Une collection unique de boutures à la KLUL

La Belgique est le second importateur européen de bananes et le cinquième mondial après les Etats-Unis, la Chine, la Russie et l’Allemagne. Les Belges ne consomment évidemment pas la totalité des bananes importées (1,2 million de tonnes en 2017). La majorité de celles-ci (un million de tonnes) étant réexpédiée vers le reste de l’Europe.
Mais ce fructueux commerce profite au passage au trésor public belge qui empoche 250 euros de droit de douane pour chaque tonne débarquée depuis un pays latino-américain.

Cette manne financière prévue par les accords commerciaux signés à Genève en 2009 sera cependant divisée par trois à partir de l’année prochaine, la taxe passant de 250 à 75 euros.

Par ailleurs, la Belgique héberge la première collection mondiale de boutures de banane, installée à Leuven au laboratoire de Phytotechnie tropicale de la KUL qui conserve 1 536 variétés différentes. L’incroyable collection de la KUL tient aux liens historiques de la Belgique avec l’Afrique centrale où la banane est un aliment de premier plan, et à l’expertise acquise par l’université dans la culture in vitro.
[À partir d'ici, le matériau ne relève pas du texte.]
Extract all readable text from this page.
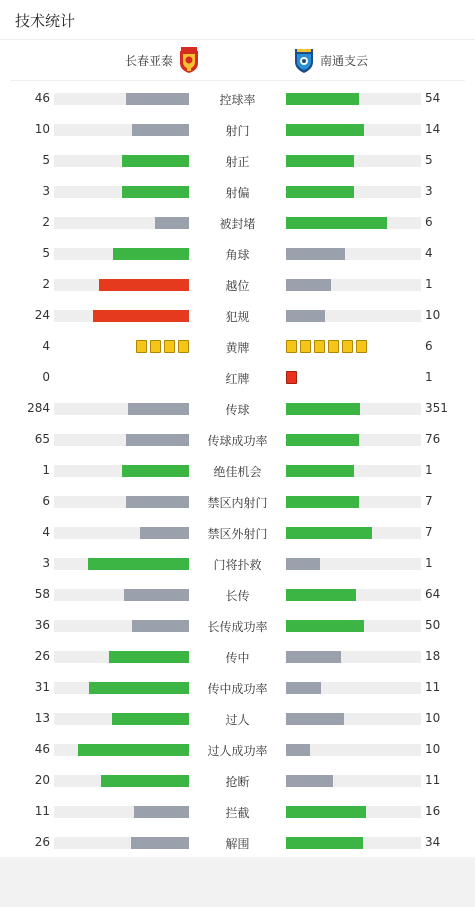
技术统计
长春亚泰	南通支云
46	控球率	54
10	射门	14
5	射正	5
3	射偏	3
2	被封堵	6
5	角球	4
2	越位	1
24	犯规	10
4	黄牌	6
0	红牌	1
284	传球	351
65	传球成功率	76
1	绝佳机会	1
6	禁区内射门	7
4	禁区外射门	7
3	门将扑救	1
58	长传	64
36	长传成功率	50
26	传中	18
31	传中成功率	11
13	过人	10
46	过人成功率	10
20	抢断	11
11	拦截	16
26	解围	34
Avec un intérêt scientifique à la clé : conserver ces boutures dans un pays septentrional et les protéger des maladies tropicales.

Ces boutures sont conservées par une technique de cryogénisation à - 196°C. Les plantes sont réanimées à mesure des besoins pour être ensuite multipliées en éprouvette stérile sur un substrat nutritif.

En trente ans d’existence, le laboratoire a alimenté en boutures les universités, centres de recherche et associations de producteurs de plus de 109 pays. Il remporta son plus grand succès en 1994, lorsqu’il expédia 70 000 plantes réparties en 24 variétés vers les camps de réfugiés rwandais et burundais installés en Tanzanie. Cet envoi permit aux paysans de reproduire par la suite
6 millions de plants qui ont contribué à l’alimentation d’un demi-million de personnes ayant fui les violences liées au génocide du Rwanda.